A good old-fashioned snowstorm is usually not as hard to come by as it has been this year.
But the ‘big ones’ are indeed rare. Let’s look at the stats.
The 2010-2019 decade brought three of our top 20 historic storms with February 2010 featuring two plow-busting storms.
Between February 5-6, 2010, 18 inches of heavy snow slammed the Midstate, followed by another 15.7 inches of snow on February 9-10.
That series of storms is now famously remembered as Snowmageddon, true winter wrath that snarled much of the Mid-Atlantic.
Later in the decade, on January 22- 23, 2016, the Midstate experienced its biggest snowstorm in recorded history, an astonishing 30 inches of snow that left people digging out for weeks.
Large snowstorms are rare, and to have three in one decade has only happened two other times since 1888: the 1960s, with four top 20 storms, and the 1990s, with three top 20 storms.
Thirteen of the top 20 snowstorms for Harrisburg have all occurred after 1961. Is there a trend?
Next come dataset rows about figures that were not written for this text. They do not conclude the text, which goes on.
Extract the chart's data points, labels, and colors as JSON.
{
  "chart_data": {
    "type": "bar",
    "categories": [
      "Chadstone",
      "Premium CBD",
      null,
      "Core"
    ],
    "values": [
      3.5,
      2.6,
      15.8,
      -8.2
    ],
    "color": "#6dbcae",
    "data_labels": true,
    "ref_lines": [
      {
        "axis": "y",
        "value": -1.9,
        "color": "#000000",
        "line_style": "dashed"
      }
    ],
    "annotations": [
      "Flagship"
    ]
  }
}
Penn State researchers are using climate simulations to study snowstorms.
“We did see this dramatic tilting towards more intense storms,” said Colin Zarzycki, assistant professor of meteorology at Penn State University. “In the future, when we do get a snowstorm, we expect it to be more intense relative to more of these nuisances type storms.”
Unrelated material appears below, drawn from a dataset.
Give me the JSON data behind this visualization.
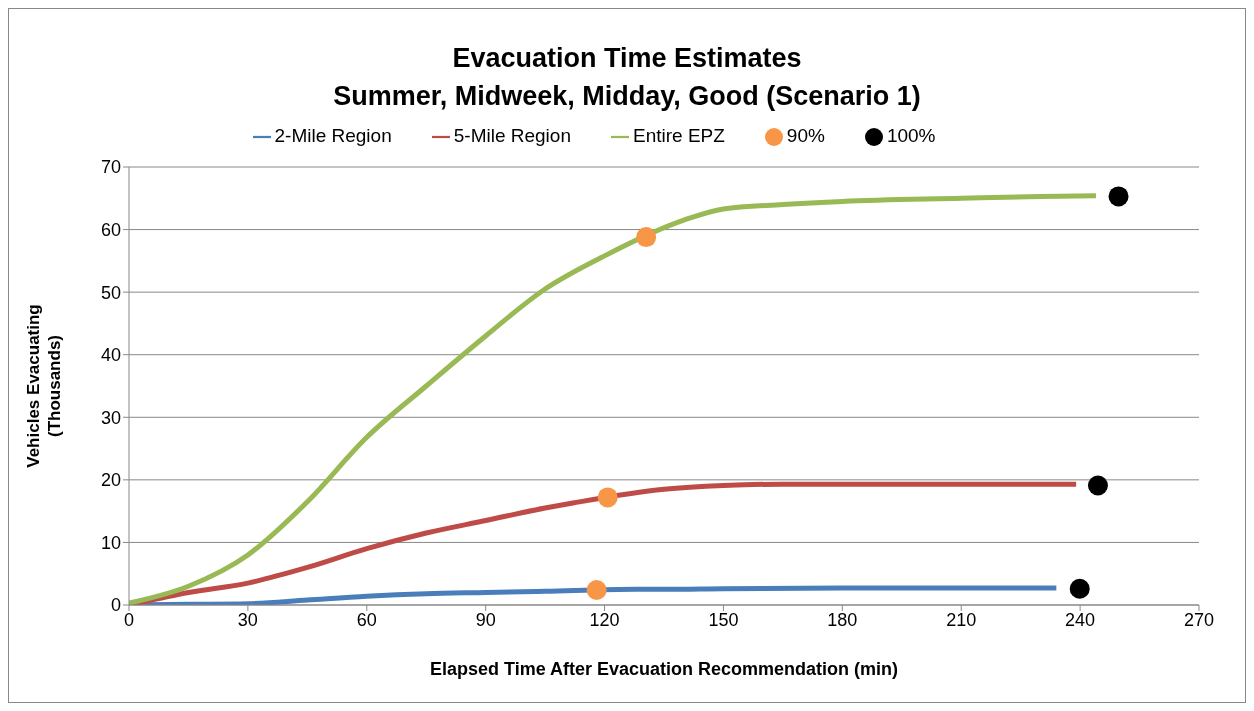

Harrisburg’s snowfall records show a seasonal decline in total snow. Overall, future projections also show total seasonal snow decreasing for central Pennsylvania.
“Big picture seems to be that, on average, we are going to be losing snowfall here in the northeastern U.S., but these big impactful storms that we maybe see once a year, once every few years aren’t really going away any time soon,” Zarzycki said.
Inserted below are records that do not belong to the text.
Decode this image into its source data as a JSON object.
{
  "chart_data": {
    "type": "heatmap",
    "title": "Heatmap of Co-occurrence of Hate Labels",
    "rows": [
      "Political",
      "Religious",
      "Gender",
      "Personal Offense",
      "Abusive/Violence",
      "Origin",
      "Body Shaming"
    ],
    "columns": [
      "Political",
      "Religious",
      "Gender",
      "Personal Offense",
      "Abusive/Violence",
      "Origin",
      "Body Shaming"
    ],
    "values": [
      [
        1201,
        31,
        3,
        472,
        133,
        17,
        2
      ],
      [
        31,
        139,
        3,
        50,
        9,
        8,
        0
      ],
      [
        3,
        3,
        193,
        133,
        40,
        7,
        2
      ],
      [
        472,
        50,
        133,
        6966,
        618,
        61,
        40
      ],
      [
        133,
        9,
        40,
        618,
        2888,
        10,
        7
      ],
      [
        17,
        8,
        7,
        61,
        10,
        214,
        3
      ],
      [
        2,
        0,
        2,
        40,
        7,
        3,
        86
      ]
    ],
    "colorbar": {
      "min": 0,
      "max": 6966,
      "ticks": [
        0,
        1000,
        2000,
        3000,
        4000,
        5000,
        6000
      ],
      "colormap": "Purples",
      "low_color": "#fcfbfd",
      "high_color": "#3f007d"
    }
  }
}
But when our big coastal storms develop, their impact will be felt, especially nor’easters, which can cause major safety concerns with travel and business heavy affected.
Zarzycki talked about the future of nor’easters.
“What we call major nor’easter-type systems, that is projected to remain fairly persistent at the levels we have today,” he said.
Winters with fewer snowstorms like this year could become more common. Rain and mixed precipitation could also be more frequent than snow. But when the bigger storms hit, that is when the snow could pile up, to even record levels.